Daniel Mercure : C’est la sociologie de la culture qui m’a amené à la sociologie du travail. Mes premiers travaux ont porté sur la construction sociale des catégories de l’entendement, particulièrement les représentations du temps. Donc, j’étais au coeur des théories de la sociologie de la culture. Mais au cours de mes travaux empiriques, ce qui m’a frappé, c’est la puissance du déterminisme économique et du déterminisme du travail dans les représentations que l’on a de l’avenir. Par conséquent, la sociologie de la culture m’a amené à la sociologie du travail, ce qui m’a aussi conduit à une analyse plus matérialiste de la culture, thème qui me concerne aujourd’hui : j’étudie le lien social en rapport avec le travail, et ce dernier en rapport avec la culture. Je tente de penser globalement la société, mais ma porte d’entrée c’est le travail et la culture.
Lilian Negura : Vous êtes réputé pour vos travaux sur les dernières transformations du monde du travail. Dans les années ’90, vous avez proposé le concept d’impartition flexible, en utilisant comme exemple les changements dans l’industrie forestière au Québec. Êtes-vous d’accord avec l’opinion voulant que ce processus génère de la précarité?
Daniel Mercure : Rappelons d’abord que par « impartition flexible » j’entends les différentes formes d’externalisation du travail de même que la quête de flexibilité tous azimuts de la part des employeurs. Lorsque j’ai inventé le terme au début des années 90, plusieurs considéraient qu’une telle dynamique était passagère, ou encore limitée à quelques secteurs. Mes premiers travaux ont donc été suivis d’autres études, notamment l’ouvrage Les entreprises et l’emploi, de même que de plusieurs articles, qui ont montré que cette dynamique d’impartition flexible était généralisée à l’ensemble des secteurs économiques. Finalement, cette dynamique traduit l’émergence d’un nouveau type de régulation qui modifie l’ancienne régulation fordiste dans un contexte néolibéral. Par ailleurs, l’étude des processus de flexibilité qui accompagnent l’impartition met en relief différents types de flexibilité, notamment la flexibilité fonctionnelle, qui est fondée sur la polyvalence du travail, et la flexibilité numérique, c’est-à-dire l’ajustement du volume de main-d’oeuvre selon les besoins immédiats de l’entreprise.
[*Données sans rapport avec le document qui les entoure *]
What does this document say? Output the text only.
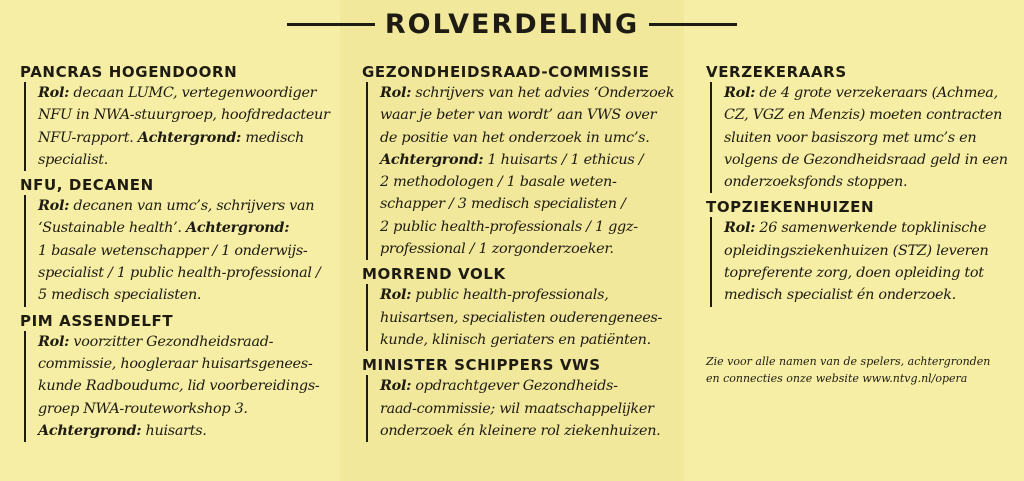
ROLVERDELING
PANCRAS HOGENDOORN
Rol: decaan LUMC, vertegenwoordiger
NFU in NWA-stuurgroep, hoofdredacteur
NFU-rapport. Achtergrond: medisch
specialist.
NFU, DECANEN
Rol: decanen van umc’s, schrijvers van
‘Sustainable health’. Achtergrond:
1 basale wetenschapper / 1 onderwijs-
specialist / 1 public health-professional /
5 medisch specialisten.
PIM ASSENDELFT
Rol: voorzitter Gezondheidsraad-
commissie, hoogleraar huisartsgenees-
kunde Radboudumc, lid voorbereidings-
groep NWA-routeworkshop 3.
Achtergrond: huisarts.
GEZONDHEIDSRAAD-COMMISSIE
Rol: schrijvers van het advies ‘Onderzoek
waar je beter van wordt’ aan VWS over
de positie van het onderzoek in umc’s.
Achtergrond: 1 huisarts / 1 ethicus /
2 methodologen / 1 basale weten-
schapper / 3 medisch specialisten /
2 public health-professionals / 1 ggz-
professional / 1 zorgonderzoeker.
MORREND VOLK
Rol: public health-professionals,
huisartsen, specialisten ouderengenees-
kunde, klinisch geriaters en patiënten.
MINISTER SCHIPPERS VWS
Rol: opdrachtgever Gezondheids-
raad-commissie; wil maatschappelijker
onderzoek én kleinere rol ziekenhuizen.
VERZEKERAARS
Rol: de 4 grote verzekeraars (Achmea,
CZ, VGZ en Menzis) moeten contracten
sluiten voor basiszorg met umc’s en
volgens de Gezondheidsraad geld in een
onderzoeksfonds stoppen.
TOPZIEKENHUIZEN
Rol: 26 samenwerkende topklinische
opleidingsziekenhuizen (STZ) leveren
topreferente zorg, doen opleiding tot
medisch specialist én onderzoek.
Zie voor alle namen van de spelers, achtergronden
en connecties onze website www.ntvg.nl/opera
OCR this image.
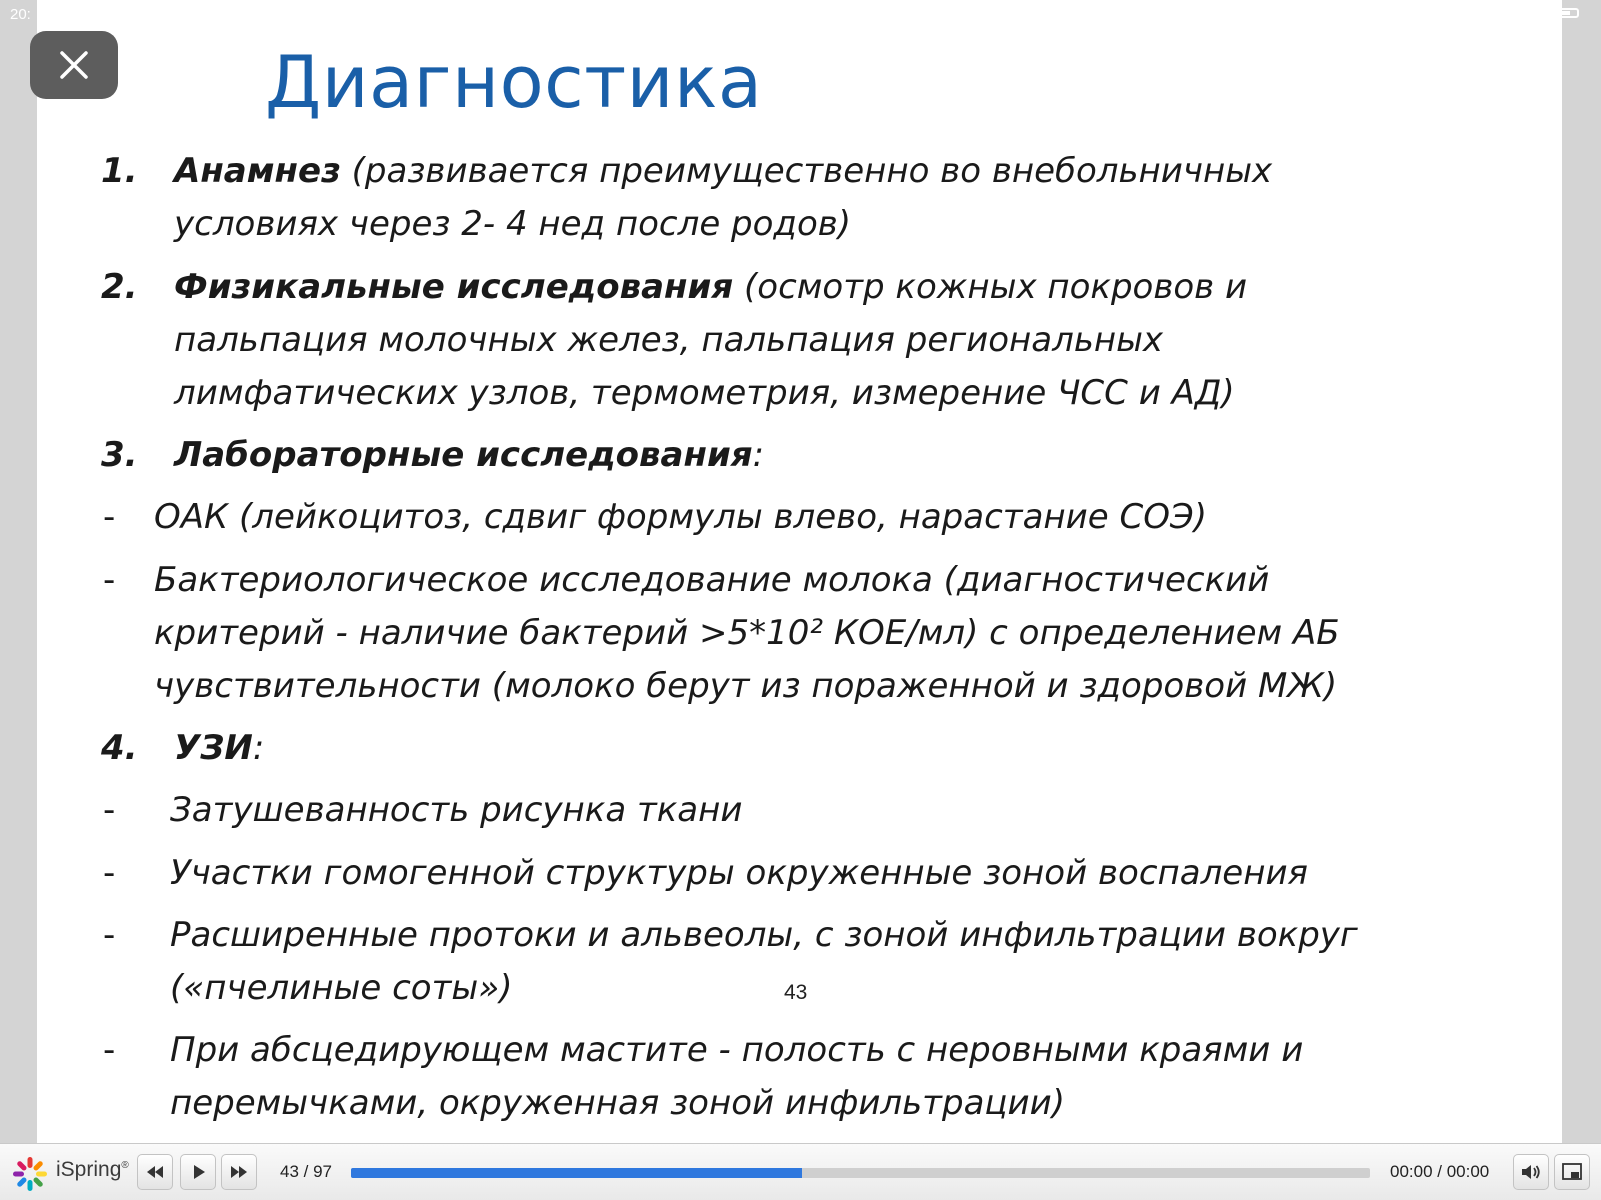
20:
Диагностика
1. Анамнез (развивается преимущественно во внебольничных
условиях через 2- 4 нед после родов)
2. Физикальные исследования (осмотр кожных покровов и
пальпация молочных желез, пальпация региональных
лимфатических узлов, термометрия, измерение ЧСС и АД)
3. Лабораторные исследования:
- ОАК (лейкоцитоз, сдвиг формулы влево, нарастание СОЭ)
- Бактериологическое исследование молока (диагностический
критерий - наличие бактерий >5*10² КОЕ/мл) с определением АБ
чувствительности (молоко берут из пораженной и здоровой МЖ)
4. УЗИ:
- Затушеванность рисунка ткани
- Участки гомогенной структуры окруженные зоной воспаления
- Расширенные протоки и альвеолы, с зоной инфильтрации вокруг
(«пчелиные соты»)
- При абсцедирующем мастите - полость с неровными краями и
перемычками, окруженная зоной инфильтрации)
43
iSpring®	43 / 97	00:00 / 00:00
C’est surtout la flexibilité numérique qui a conduit à l’essor de la précarité d’emploi, à la généralisation d’emplois atypiques de tous ordres. Cela se traduit dans les faits par un marché du travail en quelque sorte dual, caractérisé d’un côté par des emplois réguliers, plus polyvalents et en même temps plus exigeants et, de l’autre, par des emplois périphériques avec des statuts qui sont marqués par l’instabilité et des durées d’emploi déterminées. En ce sens, il ne fait pas de doute que la dynamique l’impartition flexible a conduit à une plus grande précarité du travail, même si la flexibilité fonctionnelle a réellement enrichi le travail.
Lilian Negura : On parle beaucoup aujourd’hui de vulnérabilité, d’exclusion, de nouvelle pauvreté et de désaffiliation. Ce débat intellectuel enrichit sans doute notre compréhension de l’évolution actuelle des inégalités sociales. Où vous situez-vous dans ce débat?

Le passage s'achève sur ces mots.